Question

In the system shown below, what are the coordinates of the solution that lies in quadrant IV?

Write your answer in the form (a,b) without using spaces


`2x^2+y^2=33\\x^2+y^2+2y=19`

Answer 1

The coordinates of the solution that lies in quadrant IV are (2, -5)

Explanation:

We have 2 equations, the first of an ellipse and the second of a circumference.

`2x^2+y^2=33\\x^2+y^2+2y=19`

To solve the system solve the second equation for x and then substitute in the first equation

`x^2+y^2+2y=19\\\\x^2 = 19 -y^2 -2y`

So Substituting in the first equation we have

`x^2 = 19 -y^2 -2y\\\\2(19 -y^2 -2y)+y^2=33\\\\38 -2y^2-4y +y^2 = 33\\\\-y^2-4y+5=0\\\\y^2 +4y-5 = 0`

Now we must factor the quadratic expression.

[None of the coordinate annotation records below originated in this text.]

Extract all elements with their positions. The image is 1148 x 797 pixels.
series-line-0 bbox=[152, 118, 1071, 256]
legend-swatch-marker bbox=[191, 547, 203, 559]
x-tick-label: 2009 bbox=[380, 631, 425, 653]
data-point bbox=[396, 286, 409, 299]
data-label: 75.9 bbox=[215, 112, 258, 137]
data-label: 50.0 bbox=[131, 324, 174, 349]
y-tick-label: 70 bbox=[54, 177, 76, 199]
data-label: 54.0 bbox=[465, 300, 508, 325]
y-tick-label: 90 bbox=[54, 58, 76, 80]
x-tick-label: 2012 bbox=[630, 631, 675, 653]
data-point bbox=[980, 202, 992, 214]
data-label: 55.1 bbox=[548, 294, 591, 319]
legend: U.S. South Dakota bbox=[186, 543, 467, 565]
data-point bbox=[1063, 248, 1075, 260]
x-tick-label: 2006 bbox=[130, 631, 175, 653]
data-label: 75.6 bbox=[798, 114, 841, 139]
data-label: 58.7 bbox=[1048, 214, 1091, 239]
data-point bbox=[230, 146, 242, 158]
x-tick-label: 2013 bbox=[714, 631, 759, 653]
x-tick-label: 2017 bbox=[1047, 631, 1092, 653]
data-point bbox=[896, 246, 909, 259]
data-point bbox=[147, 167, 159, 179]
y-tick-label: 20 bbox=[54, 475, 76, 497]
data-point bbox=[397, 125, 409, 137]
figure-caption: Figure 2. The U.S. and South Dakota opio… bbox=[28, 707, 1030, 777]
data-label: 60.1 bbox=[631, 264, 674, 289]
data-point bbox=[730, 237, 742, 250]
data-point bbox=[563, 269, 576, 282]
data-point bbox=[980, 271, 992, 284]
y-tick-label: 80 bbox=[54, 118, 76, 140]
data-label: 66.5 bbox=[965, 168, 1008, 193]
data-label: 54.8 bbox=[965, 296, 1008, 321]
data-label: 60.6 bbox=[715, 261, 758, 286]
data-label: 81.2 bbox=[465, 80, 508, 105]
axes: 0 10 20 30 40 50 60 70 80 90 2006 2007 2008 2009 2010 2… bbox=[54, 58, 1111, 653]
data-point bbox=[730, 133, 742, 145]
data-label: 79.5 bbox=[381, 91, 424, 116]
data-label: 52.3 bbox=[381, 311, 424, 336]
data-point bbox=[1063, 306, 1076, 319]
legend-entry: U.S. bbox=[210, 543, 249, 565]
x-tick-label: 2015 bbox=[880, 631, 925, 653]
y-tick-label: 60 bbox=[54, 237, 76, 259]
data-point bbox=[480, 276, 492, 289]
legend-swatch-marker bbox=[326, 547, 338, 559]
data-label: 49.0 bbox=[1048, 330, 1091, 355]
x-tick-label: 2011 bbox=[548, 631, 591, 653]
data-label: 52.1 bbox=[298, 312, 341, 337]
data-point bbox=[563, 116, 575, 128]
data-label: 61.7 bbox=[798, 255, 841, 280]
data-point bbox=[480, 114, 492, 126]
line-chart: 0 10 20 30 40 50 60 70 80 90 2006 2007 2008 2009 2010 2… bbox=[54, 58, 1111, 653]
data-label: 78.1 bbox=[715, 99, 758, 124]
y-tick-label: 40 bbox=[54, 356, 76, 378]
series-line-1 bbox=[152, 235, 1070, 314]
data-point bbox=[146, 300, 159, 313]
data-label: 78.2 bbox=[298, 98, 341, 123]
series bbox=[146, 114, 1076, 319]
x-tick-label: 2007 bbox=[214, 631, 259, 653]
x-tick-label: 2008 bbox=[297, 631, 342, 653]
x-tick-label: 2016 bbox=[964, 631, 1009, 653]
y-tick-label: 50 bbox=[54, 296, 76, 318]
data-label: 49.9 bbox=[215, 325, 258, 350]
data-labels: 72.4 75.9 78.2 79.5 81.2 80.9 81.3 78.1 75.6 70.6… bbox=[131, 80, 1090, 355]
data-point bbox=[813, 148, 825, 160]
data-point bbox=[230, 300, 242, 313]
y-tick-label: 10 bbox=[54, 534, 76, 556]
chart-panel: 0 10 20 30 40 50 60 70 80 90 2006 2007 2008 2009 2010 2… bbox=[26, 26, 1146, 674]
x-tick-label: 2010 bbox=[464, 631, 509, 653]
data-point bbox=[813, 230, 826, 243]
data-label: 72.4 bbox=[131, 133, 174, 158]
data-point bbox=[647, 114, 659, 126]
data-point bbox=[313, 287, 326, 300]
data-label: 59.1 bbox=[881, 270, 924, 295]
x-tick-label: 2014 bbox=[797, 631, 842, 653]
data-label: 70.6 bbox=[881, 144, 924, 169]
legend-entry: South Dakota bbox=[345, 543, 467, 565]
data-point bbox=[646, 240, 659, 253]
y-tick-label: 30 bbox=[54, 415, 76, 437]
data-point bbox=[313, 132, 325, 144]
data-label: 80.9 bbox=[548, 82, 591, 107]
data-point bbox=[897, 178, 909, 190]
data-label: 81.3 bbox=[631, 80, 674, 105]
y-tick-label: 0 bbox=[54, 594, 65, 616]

We look for two numbers that multiply as a result -5 and add them as result 4.

These numbers are -1 and 5.

Then the factors are

`y^2 +4y-5 = 0\\\\(y-1)(y+5) = 0`

Therefore the system solutions are:

`y = 1`;
`y = -5`

In the 4th quadrant the values of x are positive and the values of y are negative.

So we take the negative value of y and substitute it into the system equation to find x

`y=-5\\\\2x^2+(-5)^2=33\\\\2x^2 = 33-25\\\\2x^2 = 8\\\\x^2 = 4`

`x = 2`, and
`x= -2`

In the 4th quadrant the values of x are positive

So we take the positive value of x

the coordinates of the solution that lies in quadrant IV are (2, -5)